I was curious about that. In some ways its a win win situation for D*. They get additional money from someone paying for ST even though they dont have an account. More money, isnt that what its all about?


----------



## dcowboy7 (May 23, 2008)

GiantsFan383 said:


> NFL network with a game every Thursday now


Not every....just 13 of the 17 weeks.


----------



## zimm7778 (Nov 11, 2007)

I've said that the last 2 I think. They could easily use ST as the ultimate bargaining chip to get NFL Network on every cable outlet and in the package they want it in. The "8 games" plan when they first started carrying live games didn't work but if they told providers you can offer the full ST now if you take NFL Network and put it in x package you can carry it. Most if not all would jump on board.


----------



## vthokies1996 (Oct 7, 2008)

dcowboy7 said:


> Not every....just 13 of the 17 weeks.


Incorrect. Starting this season, there is a Thursday night every week on NFL Network except weeks 12 (NBC has it, its Thanksgiving night) and Weeks 16 and 17.


----------



## dcowboy7 (May 23, 2008)

vthokies1996 said:


> Incorrect. Starting this season, there is a Thursday night every week on NFL Network except weeks 12 (NBC has it, its Thanksgiving night) and Weeks 16 and 17.


Youre incorrect.

Week 1 is nbc so thats as i said 13 of 17 on NFLN.


----------



## vthokies1996 (Oct 7, 2008)

My mistake, I misread and thought you had said NFLN only had weeks 13-17.


----------



## AlanSaysYo (Aug 22, 2007)

"dcowboy7" said:


> Youre incorrect.
> 
> Week 1 is nbc so thats as i said 13 of 17 on NFLN.
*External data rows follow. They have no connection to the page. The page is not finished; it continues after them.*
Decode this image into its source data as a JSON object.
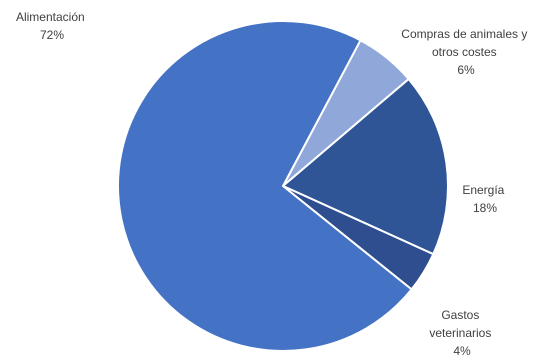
{
  "chart_data": {
    "type": "pie",
    "slices": [
      {
        "lines": [
          "Alimentación",
          "72%"
        ],
        "value": 72,
        "color": "#4472c4"
      },
      {
        "lines": [
          "Compras de animales y",
          "otros costes",
          "6%"
        ],
        "value": 6,
        "color": "#8fa7d9"
      },
      {
        "lines": [
          "Energía",
          "18%"
        ],
        "value": 18,
        "color": "#2f5597"
      },
      {
        "lines": [
          "Gastos",
          "veterinarios",
          "4%"
        ],
        "value": 4,
        "color": "#2e4e8f"
      }
    ],
    "legend": "none"
  }
}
You're both incorrect. Week 1 doesn't have a Thursday game - it has a Wednesday game.

I couldn't resist.


----------



## jlwilliams44 (Aug 9, 2012)

With Directv Everywhere is a satellite dish required? I wanted to get sunday ticket max, I live in an apartment complex where satellite dish is not allowed.


----------



## Justin23 (Jan 11, 2008)

"jlwilliams44" said:


> With Directv Everywhere is a satellite dish required? I wanted to get sunday ticket max, I live in an apartment complex where satellite dish is not allowed.


You can get a dish in your complex, as long as its installed in your exclusive use area that only you & your guests have access to (porch/patio/balcony).
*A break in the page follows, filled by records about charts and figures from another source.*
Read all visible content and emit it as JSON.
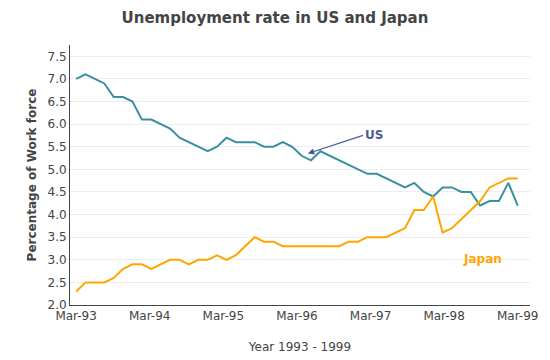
{
  "chart_data": {
    "type": "line",
    "title": "Unemployment rate in US and Japan",
    "xlabel": "Year 1993 - 1999",
    "ylabel": "Percentage of Work force",
    "x": [
      0,
      1.5319148936,
      3.0638297872,
      4.5957446809,
      6.1276595745,
      7.6595744681,
      9.1914893617,
      10.7234042553,
      12.2553191489,
      13.7872340426,
      15.3191489362,
      16.8510638298,
      18.3829787234,
      19.914893617,
      21.4468085106,
      22.9787234043,
      24.5106382979,
      26.0425531915,
      27.5744680851,
      29.1063829787,
      30.6382978723,
      32.170212766,
      33.7021276596,
      35.2340425532,
      36.7659574468,
      38.2978723404,
      39.829787234,
      41.3617021277,
      42.8936170213,
      44.4255319149,
      45.9574468085,
      47.4893617021,
      49.0212765957,
      50.5531914894,
      52.085106383,
      53.6170212766,
      55.1489361702,
      56.6808510638,
      58.2127659574,
      59.7446808511,
      61.2765957447,
      62.8085106383,
      64.3404255319,
      65.8723404255,
      67.4042553191,
      68.9361702128,
      70.4680851064,
      72
    ],
    "xlim": [
      -1,
      74
    ],
    "xticks": [
      {
        "value": 0,
        "label": "Mar-93"
      },
      {
        "value": 12,
        "label": "Mar-94"
      },
      {
        "value": 24,
        "label": "Mar-95"
      },
      {
        "value": 36,
        "label": "Mar-96"
      },
      {
        "value": 48,
        "label": "Mar-97"
      },
      {
        "value": 60,
        "label": "Mar-98"
      },
      {
        "value": 72,
        "label": "Mar-99"
      }
    ],
    "ylim": [
      2.0,
      7.75
    ],
    "yticks": [
      {
        "value": 2,
        "label": "2.0"
      },
      2.5,
      {
        "value": 3,
        "label": "3.0"
      },
      3.5,
      {
        "value": 4,
        "label": "4.0"
      },
      4.5,
      {
        "value": 5,
        "label": "5.0"
      },
      5.5,
      {
        "value": 6,
        "label": "6.0"
      },
      6.5,
      {
        "value": 7,
        "label": "7.0"
      },
      7.5
    ],
    "grid": true,
    "series": [
      {
        "color": "#3a8fa0",
        "values": [
          7.0,
          7.1,
          7.0,
          6.9,
          6.6,
          6.6,
          6.5,
          6.1,
          6.1,
          6.0,
          5.9,
          5.7,
          5.6,
          5.5,
          5.4,
          5.5,
          5.7,
          5.6,
          5.6,
          5.6,
          5.5,
          5.5,
          5.6,
          5.5,
          5.3,
          5.2,
          5.4,
          5.3,
          5.2,
          5.1,
          5.0,
          4.9,
          4.9,
          4.8,
          4.7,
          4.6,
          4.7,
          4.5,
          4.4,
          4.6,
          4.6,
          4.5,
          4.5,
          4.2,
          4.3,
          4.3,
          4.7,
          4.2
        ]
      },
      {
        "color": "#FFA500",
        "values": [
          2.3,
          2.5,
          2.5,
          2.5,
          2.6,
          2.8,
          2.9,
          2.9,
          2.8,
          2.9,
          3.0,
          3.0,
          2.9,
          3.0,
          3.0,
          3.1,
          3.0,
          3.1,
          3.3,
          3.5,
          3.4,
          3.4,
          3.3,
          3.3,
          3.3,
          3.3,
          3.3,
          3.3,
          3.3,
          3.4,
          3.4,
          3.5,
          3.5,
          3.5,
          3.6,
          3.7,
          4.1,
          4.1,
          4.4,
          3.6,
          3.7,
          3.9,
          4.1,
          4.3,
          4.6,
          4.7,
          4.8,
          4.8
        ]
      }
    ],
    "annotations": [
      {
        "text": "US",
        "color": "#4a5a9a"
      },
      {
        "text": "Japan",
        "color": "#FFA500"
      }
    ]
  }
}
Go to www.DIRECTV.com/FCC to see the OTARD rule.

If that's not an option you can get a standalone subscription to NFLST Mobile. Pricing & the website for ordering hasn't been released yet...
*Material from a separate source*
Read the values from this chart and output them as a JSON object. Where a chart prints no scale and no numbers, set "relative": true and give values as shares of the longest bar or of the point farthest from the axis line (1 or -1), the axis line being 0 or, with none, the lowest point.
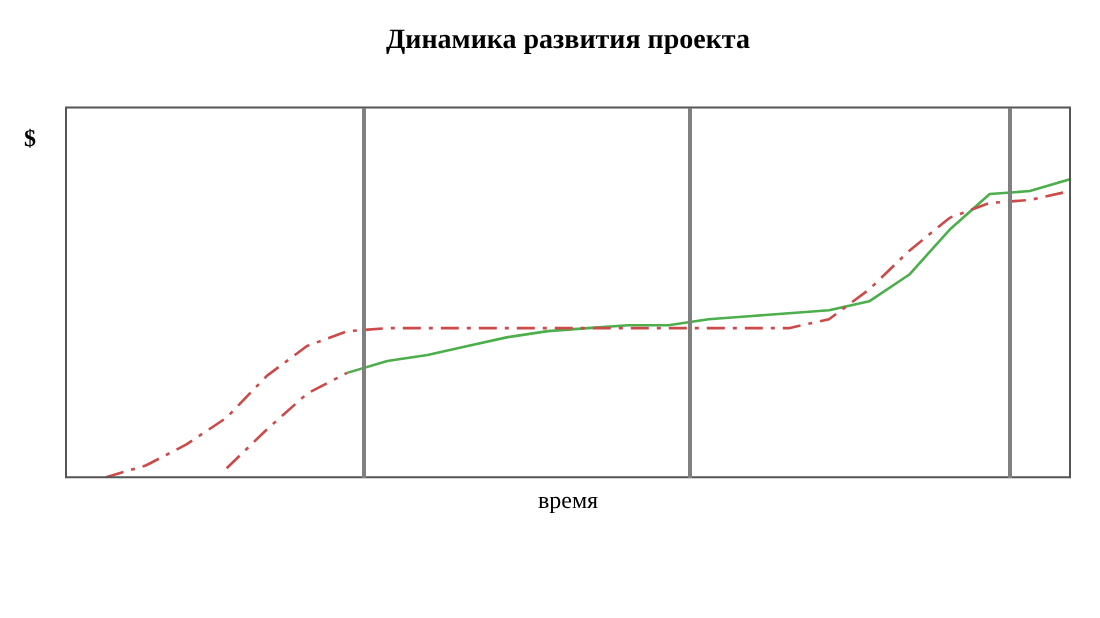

DIRECTV Everywhere is only for customers who subscribe to regular residential base packages


----------



## Beerstalker (Feb 9, 2009)

AlanSaysYo said:


> You're both incorrect. Week 1 doesn't have a Thursday game - it has a Wednesday game.
> 
> I couldn't resist.


And actually it's Sunday Night Football, on a Wednesday night :lol:


----------



## trainman (Jan 9, 2008)

Beerstalker said:


> And actually it's Sunday Night Football, on a Wednesday night :lol:


I can understand why NBC does it for the prime-time Olympics show...but I think that's going a little too far with the tape-delaying! :eek2:


----------